Bensonhurst slowed Koch’s momentum and largely turned the election into a referendum on race relations. New Yorkers looked for calm and healing and found those qualities in Dinkins, who had stressed the theme of togetherness.
L.A. voters who are looking for a Dinkins-like candidate may find him in Woo, whose message and base mirror Dinkins’. Or Stan Sanders, if he had the name recognition and the money to communicate his “healing” theme.
Richard Katz and Linda Griego have embraced “change” instead, and their media campaigns risk disappearing into the static surrounding the verdicts in the King case. And Joel Wachs may have embraced too many themes, leaving his message mixed and hindered by inadequate funding.

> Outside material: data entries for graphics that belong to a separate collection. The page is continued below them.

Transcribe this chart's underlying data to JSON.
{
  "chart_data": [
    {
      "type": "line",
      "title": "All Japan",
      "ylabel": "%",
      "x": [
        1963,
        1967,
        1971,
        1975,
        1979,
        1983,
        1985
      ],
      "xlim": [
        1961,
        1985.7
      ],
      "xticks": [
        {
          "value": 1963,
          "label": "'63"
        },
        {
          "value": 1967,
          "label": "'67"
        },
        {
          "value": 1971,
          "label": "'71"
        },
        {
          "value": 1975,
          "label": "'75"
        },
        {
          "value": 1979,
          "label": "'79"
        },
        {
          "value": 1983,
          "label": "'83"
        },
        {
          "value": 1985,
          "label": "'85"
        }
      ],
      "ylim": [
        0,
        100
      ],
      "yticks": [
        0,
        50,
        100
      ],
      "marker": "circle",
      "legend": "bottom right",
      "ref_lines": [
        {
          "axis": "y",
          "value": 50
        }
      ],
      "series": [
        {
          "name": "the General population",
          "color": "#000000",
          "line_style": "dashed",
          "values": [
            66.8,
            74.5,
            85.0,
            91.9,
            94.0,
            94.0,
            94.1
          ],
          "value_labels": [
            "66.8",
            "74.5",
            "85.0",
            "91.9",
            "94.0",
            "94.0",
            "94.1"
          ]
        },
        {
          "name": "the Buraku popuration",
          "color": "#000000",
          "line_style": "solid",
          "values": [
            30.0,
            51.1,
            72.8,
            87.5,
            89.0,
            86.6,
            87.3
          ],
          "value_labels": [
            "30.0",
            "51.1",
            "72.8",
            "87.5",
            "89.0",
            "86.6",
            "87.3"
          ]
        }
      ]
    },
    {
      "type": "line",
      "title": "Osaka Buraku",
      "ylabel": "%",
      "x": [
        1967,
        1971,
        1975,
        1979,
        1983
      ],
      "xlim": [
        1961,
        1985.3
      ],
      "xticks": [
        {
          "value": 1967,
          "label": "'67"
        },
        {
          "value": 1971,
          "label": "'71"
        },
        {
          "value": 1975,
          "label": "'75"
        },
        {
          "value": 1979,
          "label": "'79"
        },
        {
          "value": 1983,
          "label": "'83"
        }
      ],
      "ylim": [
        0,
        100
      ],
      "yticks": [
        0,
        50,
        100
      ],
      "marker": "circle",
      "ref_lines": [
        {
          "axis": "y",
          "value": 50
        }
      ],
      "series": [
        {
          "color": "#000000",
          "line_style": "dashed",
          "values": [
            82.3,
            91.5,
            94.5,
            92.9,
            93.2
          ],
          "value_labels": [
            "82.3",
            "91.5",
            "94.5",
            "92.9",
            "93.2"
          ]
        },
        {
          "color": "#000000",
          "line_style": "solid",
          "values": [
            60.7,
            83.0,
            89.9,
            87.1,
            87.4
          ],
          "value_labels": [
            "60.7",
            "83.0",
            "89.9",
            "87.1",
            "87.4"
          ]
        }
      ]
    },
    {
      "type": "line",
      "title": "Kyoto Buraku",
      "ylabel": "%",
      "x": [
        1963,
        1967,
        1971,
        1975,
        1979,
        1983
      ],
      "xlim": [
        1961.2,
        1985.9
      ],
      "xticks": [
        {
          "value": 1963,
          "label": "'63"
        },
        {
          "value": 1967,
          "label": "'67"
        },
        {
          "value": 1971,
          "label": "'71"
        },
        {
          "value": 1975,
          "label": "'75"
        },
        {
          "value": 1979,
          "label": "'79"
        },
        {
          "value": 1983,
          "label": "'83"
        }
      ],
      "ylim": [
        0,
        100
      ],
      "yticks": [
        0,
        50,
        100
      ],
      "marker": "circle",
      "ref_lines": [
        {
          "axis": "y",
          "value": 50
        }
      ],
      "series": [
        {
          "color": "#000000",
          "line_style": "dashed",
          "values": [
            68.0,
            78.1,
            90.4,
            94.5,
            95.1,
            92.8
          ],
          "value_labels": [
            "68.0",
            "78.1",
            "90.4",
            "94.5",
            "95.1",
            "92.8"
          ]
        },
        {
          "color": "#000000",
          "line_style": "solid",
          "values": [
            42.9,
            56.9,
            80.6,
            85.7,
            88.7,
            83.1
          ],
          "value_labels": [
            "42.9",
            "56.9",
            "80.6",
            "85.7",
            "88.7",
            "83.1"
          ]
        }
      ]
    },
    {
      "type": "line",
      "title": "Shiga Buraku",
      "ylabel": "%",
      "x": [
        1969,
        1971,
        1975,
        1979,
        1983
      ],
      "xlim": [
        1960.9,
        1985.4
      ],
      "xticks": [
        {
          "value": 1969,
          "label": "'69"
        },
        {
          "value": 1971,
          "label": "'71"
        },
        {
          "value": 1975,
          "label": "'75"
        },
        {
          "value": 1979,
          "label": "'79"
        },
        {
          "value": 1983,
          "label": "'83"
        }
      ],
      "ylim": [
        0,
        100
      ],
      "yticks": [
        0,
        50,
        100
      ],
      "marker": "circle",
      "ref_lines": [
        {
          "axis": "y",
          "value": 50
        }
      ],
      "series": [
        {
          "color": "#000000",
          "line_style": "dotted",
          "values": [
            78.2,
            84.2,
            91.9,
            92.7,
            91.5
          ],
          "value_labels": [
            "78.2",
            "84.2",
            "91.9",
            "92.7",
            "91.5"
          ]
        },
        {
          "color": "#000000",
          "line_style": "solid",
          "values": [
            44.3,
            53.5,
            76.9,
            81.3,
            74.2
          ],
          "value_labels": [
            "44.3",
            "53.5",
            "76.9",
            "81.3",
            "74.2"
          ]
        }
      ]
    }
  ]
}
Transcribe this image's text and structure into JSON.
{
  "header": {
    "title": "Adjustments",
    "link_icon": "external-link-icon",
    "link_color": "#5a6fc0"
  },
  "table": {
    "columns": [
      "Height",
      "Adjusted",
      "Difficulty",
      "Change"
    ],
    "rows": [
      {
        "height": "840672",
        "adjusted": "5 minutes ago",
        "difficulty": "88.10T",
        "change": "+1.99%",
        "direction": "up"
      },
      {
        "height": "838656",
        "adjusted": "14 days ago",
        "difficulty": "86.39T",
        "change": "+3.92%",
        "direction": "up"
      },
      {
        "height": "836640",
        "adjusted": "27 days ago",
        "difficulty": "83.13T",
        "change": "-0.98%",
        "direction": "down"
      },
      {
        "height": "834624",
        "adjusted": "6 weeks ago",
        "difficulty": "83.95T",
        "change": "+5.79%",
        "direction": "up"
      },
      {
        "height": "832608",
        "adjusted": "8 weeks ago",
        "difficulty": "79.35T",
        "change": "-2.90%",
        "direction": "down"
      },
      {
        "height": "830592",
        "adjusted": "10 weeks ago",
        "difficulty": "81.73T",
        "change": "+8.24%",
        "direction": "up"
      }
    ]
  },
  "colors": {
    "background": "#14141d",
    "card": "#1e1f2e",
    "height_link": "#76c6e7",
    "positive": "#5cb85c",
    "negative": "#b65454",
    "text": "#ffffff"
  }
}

As the mayoral primary campaign winds down, the chilling reality is that at this critical juncture in L.A. history, Angelenos will be basing their voting decisions on little more than promises, slogans, symbols and codes--and 30-second TV images, many of which play on the city’s fears. Not much of that is predictive of leadership.
The decline of Bradley as a leader who could unite the city may have begun at the closing ceremonies of the 1984 Olympics--Los Angeles’ last great show of community and competence. “Bradley didn’t pass the torch,” said one critic. “He just dropped it.”
Is there a leader in the pack of mayoral contenders who can pick up the torch and light the way to solving L.A.’s problems? What does the future of the city hold if there is not?